It’s a fairly common perception that a package repository is basically a file share or file storage, and perhaps for some of the most simple implementations, this is a reasonable analogy.
However, when thinking of Cloudsmith, this analogy misses a lot of important details that make Cloudsmith package repositories rather unique.
Synchronization - what is it good for?
If you have used Cloudsmith, you may have noticed that when you publish/upload a package to Cloudsmith or fetch a package from a public package repository (Like Maven Central or PyPi) into Cloudsmith, the first thing that happens is that the package enters a “Synchronizing” state. What exactly is synchronizing?Put simply, synchronization is where Cloudsmith processes the uploaded/ingested package. But that still belies a lot of the detail.
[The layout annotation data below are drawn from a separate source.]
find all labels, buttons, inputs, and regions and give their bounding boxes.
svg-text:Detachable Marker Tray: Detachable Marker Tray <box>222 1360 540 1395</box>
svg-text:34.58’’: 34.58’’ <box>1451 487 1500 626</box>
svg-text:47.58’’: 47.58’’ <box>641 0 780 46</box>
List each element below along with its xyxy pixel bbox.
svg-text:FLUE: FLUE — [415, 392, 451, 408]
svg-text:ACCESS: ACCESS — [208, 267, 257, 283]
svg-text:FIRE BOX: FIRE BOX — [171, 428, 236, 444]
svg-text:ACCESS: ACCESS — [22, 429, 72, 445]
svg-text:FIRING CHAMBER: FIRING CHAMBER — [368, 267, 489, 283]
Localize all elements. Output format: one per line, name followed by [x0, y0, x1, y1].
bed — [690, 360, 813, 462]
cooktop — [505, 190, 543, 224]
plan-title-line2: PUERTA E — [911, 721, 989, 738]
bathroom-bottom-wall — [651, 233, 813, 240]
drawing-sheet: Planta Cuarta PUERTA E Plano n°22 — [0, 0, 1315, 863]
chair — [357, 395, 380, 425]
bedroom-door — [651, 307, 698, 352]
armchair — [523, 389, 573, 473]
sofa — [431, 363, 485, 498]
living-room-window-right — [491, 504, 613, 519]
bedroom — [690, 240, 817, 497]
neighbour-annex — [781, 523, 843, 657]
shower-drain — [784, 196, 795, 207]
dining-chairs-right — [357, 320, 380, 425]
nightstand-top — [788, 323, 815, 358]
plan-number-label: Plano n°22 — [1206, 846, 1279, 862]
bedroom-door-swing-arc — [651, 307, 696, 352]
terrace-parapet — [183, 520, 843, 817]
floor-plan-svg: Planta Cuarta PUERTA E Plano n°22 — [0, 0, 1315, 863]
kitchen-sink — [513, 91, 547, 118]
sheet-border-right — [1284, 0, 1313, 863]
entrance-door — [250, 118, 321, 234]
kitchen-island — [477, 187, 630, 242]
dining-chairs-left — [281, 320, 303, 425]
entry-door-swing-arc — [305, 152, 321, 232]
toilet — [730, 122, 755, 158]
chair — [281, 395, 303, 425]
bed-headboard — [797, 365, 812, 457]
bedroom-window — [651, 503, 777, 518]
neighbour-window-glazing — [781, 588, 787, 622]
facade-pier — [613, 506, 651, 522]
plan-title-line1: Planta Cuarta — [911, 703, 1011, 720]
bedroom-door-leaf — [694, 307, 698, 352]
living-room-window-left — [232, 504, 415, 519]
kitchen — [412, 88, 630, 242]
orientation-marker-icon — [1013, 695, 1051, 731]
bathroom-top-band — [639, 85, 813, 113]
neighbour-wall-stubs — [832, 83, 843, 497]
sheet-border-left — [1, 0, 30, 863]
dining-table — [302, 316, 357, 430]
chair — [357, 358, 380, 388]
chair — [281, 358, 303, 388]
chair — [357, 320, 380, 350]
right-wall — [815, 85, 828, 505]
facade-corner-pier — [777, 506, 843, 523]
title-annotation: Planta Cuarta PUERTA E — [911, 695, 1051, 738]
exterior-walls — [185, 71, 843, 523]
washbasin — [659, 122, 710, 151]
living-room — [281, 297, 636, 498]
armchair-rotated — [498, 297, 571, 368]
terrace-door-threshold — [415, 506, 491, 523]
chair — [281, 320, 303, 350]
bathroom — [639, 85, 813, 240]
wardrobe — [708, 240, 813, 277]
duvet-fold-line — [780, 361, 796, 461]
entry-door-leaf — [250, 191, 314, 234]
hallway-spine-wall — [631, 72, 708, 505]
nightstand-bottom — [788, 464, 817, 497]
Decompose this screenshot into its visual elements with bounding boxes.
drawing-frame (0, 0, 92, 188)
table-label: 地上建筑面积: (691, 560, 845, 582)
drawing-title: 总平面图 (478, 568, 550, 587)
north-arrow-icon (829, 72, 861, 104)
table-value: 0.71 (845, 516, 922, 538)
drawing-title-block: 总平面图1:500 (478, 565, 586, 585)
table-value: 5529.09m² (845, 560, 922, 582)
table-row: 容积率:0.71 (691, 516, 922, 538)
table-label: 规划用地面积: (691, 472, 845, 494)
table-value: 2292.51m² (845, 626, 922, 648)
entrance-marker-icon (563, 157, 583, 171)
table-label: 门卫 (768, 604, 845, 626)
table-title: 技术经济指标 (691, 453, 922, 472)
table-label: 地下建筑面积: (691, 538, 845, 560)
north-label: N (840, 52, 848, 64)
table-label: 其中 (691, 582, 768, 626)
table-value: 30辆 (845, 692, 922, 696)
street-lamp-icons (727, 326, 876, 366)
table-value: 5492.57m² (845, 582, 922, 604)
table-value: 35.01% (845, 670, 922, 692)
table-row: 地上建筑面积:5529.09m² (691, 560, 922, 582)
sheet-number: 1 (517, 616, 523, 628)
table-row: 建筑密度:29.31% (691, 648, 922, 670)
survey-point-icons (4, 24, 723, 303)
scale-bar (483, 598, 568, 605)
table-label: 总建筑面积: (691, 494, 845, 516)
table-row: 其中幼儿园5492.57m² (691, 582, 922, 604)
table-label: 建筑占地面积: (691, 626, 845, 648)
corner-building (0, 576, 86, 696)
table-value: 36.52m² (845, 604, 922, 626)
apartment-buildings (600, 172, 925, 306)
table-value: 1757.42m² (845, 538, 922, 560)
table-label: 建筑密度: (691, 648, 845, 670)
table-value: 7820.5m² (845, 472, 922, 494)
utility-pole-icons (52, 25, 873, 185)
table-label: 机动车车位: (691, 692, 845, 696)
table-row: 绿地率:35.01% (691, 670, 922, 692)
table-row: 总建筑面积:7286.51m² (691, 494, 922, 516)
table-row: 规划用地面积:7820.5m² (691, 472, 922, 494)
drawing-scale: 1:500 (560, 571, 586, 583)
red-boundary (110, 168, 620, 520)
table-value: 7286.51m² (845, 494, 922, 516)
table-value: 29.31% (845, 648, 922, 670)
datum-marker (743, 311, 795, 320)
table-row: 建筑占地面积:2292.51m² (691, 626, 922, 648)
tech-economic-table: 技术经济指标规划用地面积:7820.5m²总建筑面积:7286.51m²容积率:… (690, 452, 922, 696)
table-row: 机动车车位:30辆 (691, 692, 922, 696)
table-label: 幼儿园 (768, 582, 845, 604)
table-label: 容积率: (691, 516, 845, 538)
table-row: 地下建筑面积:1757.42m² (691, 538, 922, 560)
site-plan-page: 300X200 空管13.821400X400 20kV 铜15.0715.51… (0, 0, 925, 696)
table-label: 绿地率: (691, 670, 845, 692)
What possible processing could a package need? Well, quite a lot actually!
Some of the steps that synchronization/package processing involves are:
- Initialization - Setting up the initial state, tools and environment for synchronization.
- Retrieving - Getting the package files from the upload storage location.
- Assembling - Extracting the package files and package assembly (layers and configs for Docker images, for example)
- Malware Scanning - Once we have the complete package file set, we scan the files for trojans, malicious content etc.
- Parsing - Verify and generate package checksums and signatures, as well as parse and verify package metadata and licenses.
- Final Synchronization - Local and Distributed Storage synchronization.
These processes are automatic, require no user interaction and run asynchronously on Cloudsmith's global infrastructure. They are a large part of what empowers Cloudsmith users to implement effective package controls. As they say, knowledge is power - and it’s by the process of synchronization that we gain the knowledge of packages.
How does this help me?
Once a package has been synchronized, we can then use the metadata generated to apply things like Vulnerability, Licence and Package Deny policies, create a scoped access token, add tags to the package, or fire a webhook for specific packages/versions. The data generated from synchronization drives a lot of the subsequent actions and workflows that you can perform.
Also, you may encounter occasions where a package fails synchronization:
This is typically a good thing (contrary to initial impressions!) because it can alert you to a problem with the package itself such as invalid/missing/incorrect metadata (the package not meeting the specification for the package type, for example), the presence of Malware in the package, or that you are attempting to upload/publish a package that already exists in the repository (as above). Package synchronization is an essential step in verifying the “correctness” of a package and It’s always better to catch things earlier in your processes than later, as the cost of remediation rises dramatically the later issues are identified.
In summary:
Cloudsmith Package Repositories do far more than just store your packages, and they have a lot more functionality than just storing your packages in an AWS S3 bucket or Azure Blob Storage, or spinning up a simplistic instance of a package repository. Packages in Cloudsmith repository are so much more than just “bits on disk”, and treating them as such is really doing them a disservice!